А между тем герою нашему готовилась пренеприятнейшая неожиданность: в то время, когда блондинка зевала, а он рассказывал ей кое-какие в разные времена случившиеся историйки, и даже коснулся было греческого философа Диогена, показался из последней комнаты Ноздрев. Из буфета ли он вырвался или из небольшой зеленой гостиной, где производилась игра посильнее, чем в обыкновенный вист, своей ли волею или вытолкали его, только он явился веселый, радостный, ухвативши под руку прокурора, которого, вероятно, уже таскал несколько времени, потому что бедный прокурор поворачивал на все стороны свои густые брови, как бы придумывая средство выбраться из этого дружеского подручного путешествия. В самом деле, оно было невыносимо. Ноздрев, захлебнув куражу в двух чашках чаю, конечно не без рома, врал немилосердно. Завидев еще издали его, Чичиков решился даже на пожертвование, то есть оставить свое завидное место и сколько можно поспешнее удалиться: ничего хорошего не предвещала ему эта встреча. Но, как на беду, в это время подвернулся губернатор, изъявивший необыкновенную радость, что нашел Павла Ивановича, и остановил его, прося быть судиею в споре его с двумя дамами насчет того, продолжительна ли женская любовь или нет; а между тем Ноздрев уже увидал его и шел прямо навстречу.

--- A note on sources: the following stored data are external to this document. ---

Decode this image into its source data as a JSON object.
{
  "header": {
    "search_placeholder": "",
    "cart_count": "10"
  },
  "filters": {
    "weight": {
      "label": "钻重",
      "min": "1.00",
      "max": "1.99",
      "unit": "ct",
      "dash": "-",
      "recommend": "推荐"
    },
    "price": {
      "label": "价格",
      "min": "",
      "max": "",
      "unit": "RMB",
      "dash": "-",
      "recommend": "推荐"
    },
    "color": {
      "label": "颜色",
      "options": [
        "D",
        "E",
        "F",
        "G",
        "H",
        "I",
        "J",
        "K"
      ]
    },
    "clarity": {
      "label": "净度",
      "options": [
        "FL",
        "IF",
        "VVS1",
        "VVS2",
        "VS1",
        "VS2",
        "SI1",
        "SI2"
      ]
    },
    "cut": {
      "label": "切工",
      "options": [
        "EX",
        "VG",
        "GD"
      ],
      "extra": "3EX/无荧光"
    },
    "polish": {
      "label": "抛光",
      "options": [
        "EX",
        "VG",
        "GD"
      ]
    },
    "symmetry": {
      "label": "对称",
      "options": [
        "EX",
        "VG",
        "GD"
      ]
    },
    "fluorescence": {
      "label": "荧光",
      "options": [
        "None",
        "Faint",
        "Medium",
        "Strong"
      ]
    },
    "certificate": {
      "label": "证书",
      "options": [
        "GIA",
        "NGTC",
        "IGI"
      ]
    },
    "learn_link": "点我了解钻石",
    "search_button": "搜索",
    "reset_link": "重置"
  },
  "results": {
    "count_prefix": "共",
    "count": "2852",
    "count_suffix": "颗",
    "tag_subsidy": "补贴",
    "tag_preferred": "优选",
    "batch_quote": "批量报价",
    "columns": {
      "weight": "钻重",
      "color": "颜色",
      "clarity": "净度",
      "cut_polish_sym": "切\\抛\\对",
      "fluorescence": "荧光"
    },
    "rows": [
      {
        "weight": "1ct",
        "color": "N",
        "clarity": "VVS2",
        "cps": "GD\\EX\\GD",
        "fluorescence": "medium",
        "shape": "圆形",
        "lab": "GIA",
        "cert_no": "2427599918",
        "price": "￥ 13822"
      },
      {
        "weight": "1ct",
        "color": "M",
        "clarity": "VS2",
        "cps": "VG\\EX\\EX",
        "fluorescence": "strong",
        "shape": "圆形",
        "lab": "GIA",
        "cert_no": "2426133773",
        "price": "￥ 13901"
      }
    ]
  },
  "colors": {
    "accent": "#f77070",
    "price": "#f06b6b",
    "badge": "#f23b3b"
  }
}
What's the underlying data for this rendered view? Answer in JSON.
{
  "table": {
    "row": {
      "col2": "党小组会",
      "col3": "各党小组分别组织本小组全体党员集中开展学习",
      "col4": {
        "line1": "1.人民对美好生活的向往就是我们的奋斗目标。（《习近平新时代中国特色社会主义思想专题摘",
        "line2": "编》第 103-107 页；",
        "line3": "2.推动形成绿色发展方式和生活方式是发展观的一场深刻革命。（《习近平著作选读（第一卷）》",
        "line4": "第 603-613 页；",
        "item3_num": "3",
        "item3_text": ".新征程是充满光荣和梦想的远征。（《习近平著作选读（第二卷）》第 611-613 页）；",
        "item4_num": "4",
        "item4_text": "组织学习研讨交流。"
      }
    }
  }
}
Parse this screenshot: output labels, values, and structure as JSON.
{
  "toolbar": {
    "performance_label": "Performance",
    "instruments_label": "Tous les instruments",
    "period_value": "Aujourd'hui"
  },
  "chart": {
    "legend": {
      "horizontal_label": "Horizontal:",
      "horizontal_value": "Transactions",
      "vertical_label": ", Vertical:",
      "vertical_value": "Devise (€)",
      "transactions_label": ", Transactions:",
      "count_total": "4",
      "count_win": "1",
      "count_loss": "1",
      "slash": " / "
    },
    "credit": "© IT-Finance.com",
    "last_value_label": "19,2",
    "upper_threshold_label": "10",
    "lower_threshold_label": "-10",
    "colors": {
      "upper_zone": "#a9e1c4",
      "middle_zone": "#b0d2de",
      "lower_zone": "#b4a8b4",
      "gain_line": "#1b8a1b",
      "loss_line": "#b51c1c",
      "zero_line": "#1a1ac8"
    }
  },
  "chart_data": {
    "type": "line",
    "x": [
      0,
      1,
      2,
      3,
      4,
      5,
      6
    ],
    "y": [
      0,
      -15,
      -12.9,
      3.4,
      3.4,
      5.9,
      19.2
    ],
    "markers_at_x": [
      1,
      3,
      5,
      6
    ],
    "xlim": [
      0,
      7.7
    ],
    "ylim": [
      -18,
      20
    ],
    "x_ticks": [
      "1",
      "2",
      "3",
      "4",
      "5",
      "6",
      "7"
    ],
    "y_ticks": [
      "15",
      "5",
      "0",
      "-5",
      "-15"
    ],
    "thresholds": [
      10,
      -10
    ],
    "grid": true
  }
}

– А, херсонский помещик, херсонский помещик! – кричал он, подходя и заливаясь смехом, от которого дрожали его свежие, румяные, как весенняя роза, щеки. – Что? много наторговал мертвых? Ведь вы не знаете, ваше превосходительство, – горланил он тут же, обратившись к губернатору, – он торгует мертвыми душами! Ей-богу! Послушай, Чичиков! ведь ты, – я тебе говорю по дружбе, вот мы все здесь твои друзья, вот и его превосходительство здесь, – я бы тебя повесил, ей-богу, повесил!
Чичиков просто не знал, где сидел.
– Поверите ли, ваше превосходительство, – продолжал Ноздрев, – как сказал он мне: «Продай мертвых душ», – я так и лопнул со смеха. Приезжаю сюда, мне говорят, что накупил на три миллиона крестьян на вывод: каких на вывод! да он торговал у меня мертвых. Послушай, Чичиков, да ты скотина, ей-богу, скотина, вот и его превосходительство здесь, не правда ли, прокурор?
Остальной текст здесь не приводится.